Nel suo ultimo intervento – citando con eccessiva cortesia anche qualche mio recente spunto di riflessione al riguardo – Giancarlo Infante richiama con lucidità e precisione i motivi per i quali i popolari non possono superare l’invalicabile confine a “destra”. Tale confine ha sempre resistito nel corso della lunga e spesso travagliata storia politica dei popolari, anche quando essi si contrapponevano duramente al fronte comunista.
Ha ceduto dalla metà degli anni novanta, quando parte dei Popolari scelse Berlusconi. Fu – da parte loro – un doppio errore. Cedettero ad una idea senza anima valoriale del “centro” e finirono in una alleanza che rivendicava con orgoglio proprio la rimozione del confine a destra (lo sdoganamento dei fascisti, come ha detto recentemente Berlusconi). Sappiamo come è poi finita l’avventura. E sappiamo anche come è finita l’esperienza dei popolari in Europa, da quando il PPE ha allargato a dismisura i propri confini a destra, fino a rendere minoritaria, nella sostanza, la propria radice cristiano-democratica.
Dunque, il confine a destra rimane a maggior ragione oggi come un paletto essenziale per la definizione di una prospettiva possibile dei “popolari veri”.
È, il nostro, un tempo strano e contraddittorio, nel quale segnali di speranza si mescolano a nuovi rischi e insidie inedite.
Rischi e insidie per la nostra idea di democrazia e di società non stanno solo a destra, naturalmente – poiché riguardano processi di radicale e generale mutamento di tutti gli scenari – ma trovano nella destra il loro luogo esponenziale e naturale di concentrazione.
Detto ciò, mi pare che ribadire il principio di “autonomia” rispetto a tutto ciò che destra non è rappresenti un necessario punto di partenza per sviluppare una posizione politica riconoscibile e visibile. Una posizione che, appunto, “esiste in quanto tale” e non in quanto “alleata” con altri.
Nella storia politica dei popolari, peraltro, questo principio della “autonomia” è sempre stato interpretato non come isolamento o come presunzione di autosufficienza. Per i popolari, la contesa politica non è finalizzata alla conquista del potere, ma al servizio del bene comune. E questa responsabilità coinvolge tutte le persone e le forze di buona volontà.
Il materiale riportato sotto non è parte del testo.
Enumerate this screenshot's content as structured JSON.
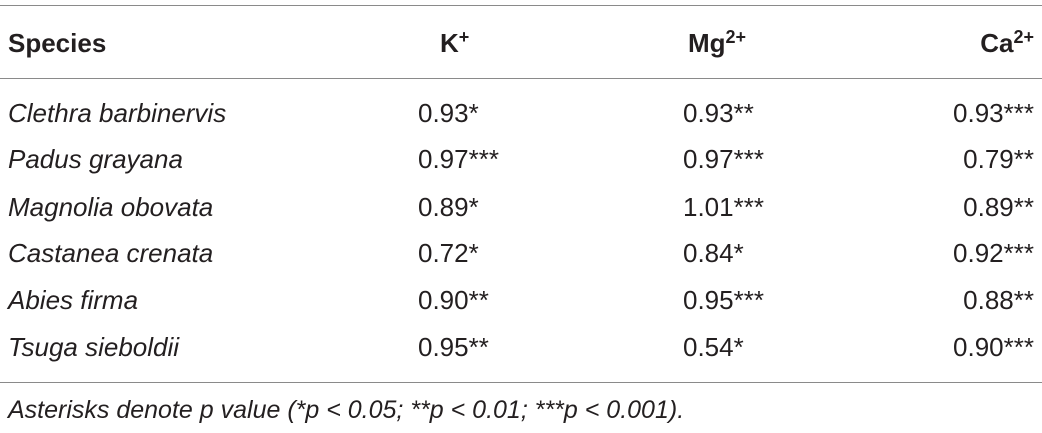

Il concorso plurale dei “diversi” che si riconoscono in una visione convergente di democrazia, libertà e giustizia sociale – a livello nazionale, europeo e globale – ha sempre rappresentato la cifra della politica dei popolari e dei democratici cristiani, in primis attraverso la dottrina di Alcide Degasperi in tema di cultura coalizionale.
In un tempo di divisioni e di frammentazioni come il nostro, mi pare che questa cifra debba essere ancor più la nostra bussola.